Jacob Vogel: Simulations of Alzheimer’s disease at the individual level
Project title: TauTime
Can you briefly describe your research project and what inspired you to start working on it?
“In this project, we will take known or hypothetical biological mechanisms describing how Alzheimer’s disease (AD) spreads through the brain and combine it with data measured from real human AD patients, and build this into a computational simulation of the full AD process. This simulation can serve as means of performing certain types of mechanistic experiments that would not be possible to do in actual humans. We will also work to individualize these simulations (sort of like the popular digital twin concept) in order to forecast the future progression of the disease at the individual patient level.”
What is the specific problem or need that you and your team members are trying to solve or address with your research?
“The motivation for this project came from how hard it has been to model AD in vitro or in animal models.
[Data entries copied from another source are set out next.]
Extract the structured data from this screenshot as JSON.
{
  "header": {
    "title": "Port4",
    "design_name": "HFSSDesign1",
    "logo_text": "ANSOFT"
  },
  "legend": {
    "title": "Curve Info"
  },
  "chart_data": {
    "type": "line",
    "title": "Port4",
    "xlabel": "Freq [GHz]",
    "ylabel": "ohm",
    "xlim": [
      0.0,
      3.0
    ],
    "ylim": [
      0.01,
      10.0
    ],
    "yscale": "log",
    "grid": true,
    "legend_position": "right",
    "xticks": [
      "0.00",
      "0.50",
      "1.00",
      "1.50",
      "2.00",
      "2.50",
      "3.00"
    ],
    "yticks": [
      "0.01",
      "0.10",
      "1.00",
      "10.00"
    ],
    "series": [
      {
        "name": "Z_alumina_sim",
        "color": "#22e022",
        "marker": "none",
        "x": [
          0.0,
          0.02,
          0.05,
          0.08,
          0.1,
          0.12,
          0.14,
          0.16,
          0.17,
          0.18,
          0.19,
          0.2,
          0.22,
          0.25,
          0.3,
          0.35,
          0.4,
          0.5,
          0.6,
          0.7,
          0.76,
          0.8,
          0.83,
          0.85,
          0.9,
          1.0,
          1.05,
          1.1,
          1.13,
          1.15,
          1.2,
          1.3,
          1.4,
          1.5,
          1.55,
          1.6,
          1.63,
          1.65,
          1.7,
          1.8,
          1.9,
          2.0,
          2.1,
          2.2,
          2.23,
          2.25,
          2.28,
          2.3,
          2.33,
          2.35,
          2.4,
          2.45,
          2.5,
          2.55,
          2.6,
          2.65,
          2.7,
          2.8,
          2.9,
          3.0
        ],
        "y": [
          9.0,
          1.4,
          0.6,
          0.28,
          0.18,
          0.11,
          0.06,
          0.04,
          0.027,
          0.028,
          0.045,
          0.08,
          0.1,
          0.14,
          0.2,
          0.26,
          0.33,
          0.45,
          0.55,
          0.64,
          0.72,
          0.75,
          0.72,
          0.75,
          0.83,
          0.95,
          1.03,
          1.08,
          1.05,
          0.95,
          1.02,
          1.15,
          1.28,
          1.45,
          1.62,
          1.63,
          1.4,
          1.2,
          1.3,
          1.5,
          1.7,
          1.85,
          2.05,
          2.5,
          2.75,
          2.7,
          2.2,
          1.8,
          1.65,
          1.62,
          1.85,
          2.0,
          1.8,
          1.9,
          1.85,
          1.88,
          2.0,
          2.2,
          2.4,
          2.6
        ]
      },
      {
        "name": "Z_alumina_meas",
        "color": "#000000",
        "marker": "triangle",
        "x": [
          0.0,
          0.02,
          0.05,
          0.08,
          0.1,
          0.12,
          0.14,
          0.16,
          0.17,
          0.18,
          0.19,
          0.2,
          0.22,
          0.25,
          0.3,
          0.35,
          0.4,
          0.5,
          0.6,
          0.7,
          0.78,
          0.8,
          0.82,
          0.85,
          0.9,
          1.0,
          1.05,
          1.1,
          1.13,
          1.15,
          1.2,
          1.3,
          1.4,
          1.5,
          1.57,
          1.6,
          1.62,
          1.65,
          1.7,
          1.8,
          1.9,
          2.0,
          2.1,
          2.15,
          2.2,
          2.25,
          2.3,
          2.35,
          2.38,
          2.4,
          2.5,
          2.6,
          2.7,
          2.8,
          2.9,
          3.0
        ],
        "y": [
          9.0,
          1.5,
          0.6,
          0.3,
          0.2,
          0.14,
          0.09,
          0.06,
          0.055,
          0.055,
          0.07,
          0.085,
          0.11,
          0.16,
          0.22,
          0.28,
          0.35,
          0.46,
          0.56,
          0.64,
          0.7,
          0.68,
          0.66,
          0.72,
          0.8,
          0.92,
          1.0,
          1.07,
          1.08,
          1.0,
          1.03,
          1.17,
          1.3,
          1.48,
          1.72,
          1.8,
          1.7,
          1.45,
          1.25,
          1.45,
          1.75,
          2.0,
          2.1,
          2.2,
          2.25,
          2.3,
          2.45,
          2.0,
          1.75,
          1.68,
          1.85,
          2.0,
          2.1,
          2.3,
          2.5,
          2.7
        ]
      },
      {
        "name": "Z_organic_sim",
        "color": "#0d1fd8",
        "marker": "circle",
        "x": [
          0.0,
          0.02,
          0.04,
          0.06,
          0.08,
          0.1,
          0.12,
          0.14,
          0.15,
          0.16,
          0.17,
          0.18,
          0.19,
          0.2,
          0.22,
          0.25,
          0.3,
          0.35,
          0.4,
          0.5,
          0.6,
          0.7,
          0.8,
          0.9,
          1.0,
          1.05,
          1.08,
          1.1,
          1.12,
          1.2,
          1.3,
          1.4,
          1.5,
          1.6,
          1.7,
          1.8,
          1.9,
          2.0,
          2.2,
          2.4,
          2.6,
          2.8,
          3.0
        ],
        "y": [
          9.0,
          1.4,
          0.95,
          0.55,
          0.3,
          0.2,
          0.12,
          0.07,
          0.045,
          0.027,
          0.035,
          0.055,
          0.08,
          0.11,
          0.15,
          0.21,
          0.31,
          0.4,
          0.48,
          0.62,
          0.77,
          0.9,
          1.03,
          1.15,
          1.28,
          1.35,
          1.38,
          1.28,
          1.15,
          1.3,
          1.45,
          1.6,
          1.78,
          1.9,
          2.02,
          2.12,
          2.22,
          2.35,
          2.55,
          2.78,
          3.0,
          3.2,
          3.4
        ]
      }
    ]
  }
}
It is such a complex disease and, as far as we know, only humans get it. But of course, mechanistic experimentation is often not possible in humans. So, it has for a long time been a goal of mine to create a mechanistically accurate computer simulation of the AD process in humans, built using human data. We already have basic models that work surprisingly well. The goal for the ERC project is to advance these models to a point where they can be used to two things: 1) generate and test new mechanistic hypotheses, but in a context that we hope will be relevant to human disease and treatment; and 2) forecast the future progression of an individual patient, in a manner that could aid ongoing clinical trials or even patient management in memory clinics.”
What does a ERC Starting Grant mean for this particular project?
“The ERC StG is a very generous award and so what it means most directly for the project is that we will have access to the personnel and compute resources that will really be necessary to do this project the right way. This is very encouraging, because we want this model to not just be successful as a proof-of-concept, we want it to be meaningful and useful to society. That sort of thing takes a lot of time and resources, this award will provide that. More broadly, it means that there is interest among other European scientists in human AD research, and in computational and data science approaches to medical and life sciences.”
Anything else you would like to add?
“Just that this award, while pitched as a personal achievement award, is really the culmination of many contributors. Any achievement I’ve had in my career has been dependent on having inspiring mentors, clever and supportive colleagues, and very bright trainees. Not to mention all the important work done by other scientists getting us to where we are now. So, I would just like to acknowledge the many wonderful scientists who have contributed in some part to my own achievement, as well as my incredibly supportive wife and family. I don’t believe there is such a thing as individual achievement in science.”